A sensatez de Villas-Boas

O discurso de André Villas-Boas na última Assembleia Geral do FC Porto demonstrou aquilo que temos vindo a referir: alguém bem preparado, que apresenta factos e que pretende imprimir um novo rumo ao seu clube. Abordou de uma forma pragmática a degradação do património do FC Porto clube e SAD. Tocou em dois pontos sensíveis e que ninguém respondeu: questionou se esta administração também hipoteca o seu património familiar à proporção e velocidade com que hipoteca o futuro do FC Porto. Aqui, indiretamente, a mensagem que quis passar foi que a administração está no FC Porto a servir-se da instituição e não a servi-la. Quem serve, gere os recursos como se fossem seus, com eficiência e rigor.

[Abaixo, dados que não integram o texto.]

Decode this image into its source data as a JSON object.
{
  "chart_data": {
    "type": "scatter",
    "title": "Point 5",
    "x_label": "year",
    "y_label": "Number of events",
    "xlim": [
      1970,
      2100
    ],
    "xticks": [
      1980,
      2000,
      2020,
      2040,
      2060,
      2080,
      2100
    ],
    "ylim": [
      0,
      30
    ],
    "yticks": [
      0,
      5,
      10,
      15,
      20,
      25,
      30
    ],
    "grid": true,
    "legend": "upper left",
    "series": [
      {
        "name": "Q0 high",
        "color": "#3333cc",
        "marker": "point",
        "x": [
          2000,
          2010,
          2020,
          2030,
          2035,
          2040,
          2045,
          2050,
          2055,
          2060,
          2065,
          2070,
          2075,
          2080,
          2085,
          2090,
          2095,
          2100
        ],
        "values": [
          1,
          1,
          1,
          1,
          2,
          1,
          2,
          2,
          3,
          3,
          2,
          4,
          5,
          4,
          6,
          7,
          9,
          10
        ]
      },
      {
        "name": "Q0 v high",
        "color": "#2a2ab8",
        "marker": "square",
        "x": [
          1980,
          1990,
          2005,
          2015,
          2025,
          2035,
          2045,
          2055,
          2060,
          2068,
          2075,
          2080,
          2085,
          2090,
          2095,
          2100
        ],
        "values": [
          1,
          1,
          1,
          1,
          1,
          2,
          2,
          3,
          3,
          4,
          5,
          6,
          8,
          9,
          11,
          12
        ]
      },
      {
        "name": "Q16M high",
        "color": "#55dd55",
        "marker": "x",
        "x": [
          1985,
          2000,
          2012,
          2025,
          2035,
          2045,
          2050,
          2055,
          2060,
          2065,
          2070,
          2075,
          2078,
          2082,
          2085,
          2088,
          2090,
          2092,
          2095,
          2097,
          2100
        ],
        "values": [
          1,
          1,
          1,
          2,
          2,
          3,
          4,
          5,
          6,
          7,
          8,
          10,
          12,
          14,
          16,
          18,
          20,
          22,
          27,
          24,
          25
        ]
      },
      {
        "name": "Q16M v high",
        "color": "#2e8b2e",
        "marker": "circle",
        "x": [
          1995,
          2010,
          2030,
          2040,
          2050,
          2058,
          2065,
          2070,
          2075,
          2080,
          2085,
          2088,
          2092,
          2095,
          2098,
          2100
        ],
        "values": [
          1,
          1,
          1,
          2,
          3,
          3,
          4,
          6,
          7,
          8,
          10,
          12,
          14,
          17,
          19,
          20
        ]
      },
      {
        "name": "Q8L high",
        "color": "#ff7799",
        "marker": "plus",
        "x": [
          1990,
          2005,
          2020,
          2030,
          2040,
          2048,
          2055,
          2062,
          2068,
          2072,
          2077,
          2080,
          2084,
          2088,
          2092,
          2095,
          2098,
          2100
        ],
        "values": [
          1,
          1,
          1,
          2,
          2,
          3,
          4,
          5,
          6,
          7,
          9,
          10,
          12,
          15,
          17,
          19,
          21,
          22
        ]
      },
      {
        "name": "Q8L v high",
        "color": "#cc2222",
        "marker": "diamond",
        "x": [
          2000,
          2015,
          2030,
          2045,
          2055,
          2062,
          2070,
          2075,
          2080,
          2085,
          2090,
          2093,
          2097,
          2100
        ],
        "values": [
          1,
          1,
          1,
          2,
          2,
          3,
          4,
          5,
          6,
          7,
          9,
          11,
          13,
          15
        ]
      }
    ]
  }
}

O segundo ponto foi a forma como marcou a sua posição na aprovação ou recusa das contas. Afirmou que aprovava as contas se a administração devolvesse o prémio que recebeu (€1.600M). Foi interessante verificar que ninguém ligado à administração tocou nestes dois pontos. Aliás, o discurso tanto de Pinto da Costa como o de Fernando Gomes foram no sentido de encontrar algo pessoal que pudessem expor de Villas-Boas. Este pode ter sido o primeiro round de vários que ainda irão existir. Estrategicamente, temos duas abordagens diferentes: uma com visão, que aborda o FC Porto e se preocupa em apontar um caminho e um projeto; outra que vive do populismo e que se foca em abordagens pessoais, em vez de explicar os problemas e as soluções que têm para o clube.

Roger Schmidt - desnorte?

Depois de uma boa primeira parte frente ao Inter na qual a equipa, a espaços, fez lembrar o Benfica da última época, os segundos 45 minutos voltaram a demonstrar um Benfica receoso, que desconfia de si mesmo e que não tem no banco um treinador com capacidade para ajudar a equipa quando esta mais precisa. Roger Schmidt não só não teve a capacidade de analisar o que estava a acontecer em campo na segunda parte, como, no final do jogo, não soube comunicar da melhor forma. É verdade que o Benfica acabou por empatar um jogo que esteve a ganhar por 3-0. Também é verdade que a equipa encarnada marcou três golos a um Inter que na Liga dos Campeões só tinha sofrido dois. Na primeira parte conseguiu condicionar a construção do adversário através de uma pressão e reação à perda eficaz, como foi exemplo o segundo golo encarnado. Estes foram apenas alguns dos pontos que o treinador encarnado poderia ter abordado e valorizado. Ao invés, preferiu focar-se no árbitro. Aqui surgem diferentes interpretações: será que Schmidt falou do árbitro para desviar as atenções e não ter de falar da falta de equilíbrio tático nas transições defensivas (problema que está identificado há muito tempo, mas que nunca foi corrigido) e também mental que a equipa demonstrou na segunda parte? Ou acredita mesmo que o empate foi culpa do árbitro e não consegue ver os defeitos da sua equipa?

Uma coisa é certa: neste momento, Roger Schmidt não só está nervoso como parece perdido. A forma como mexeu na equipa aos 90+9’ é mais um facto que suporta o desnorte que o treinador encarnado tem vindo a demonstrar dentro e fora dos relvados.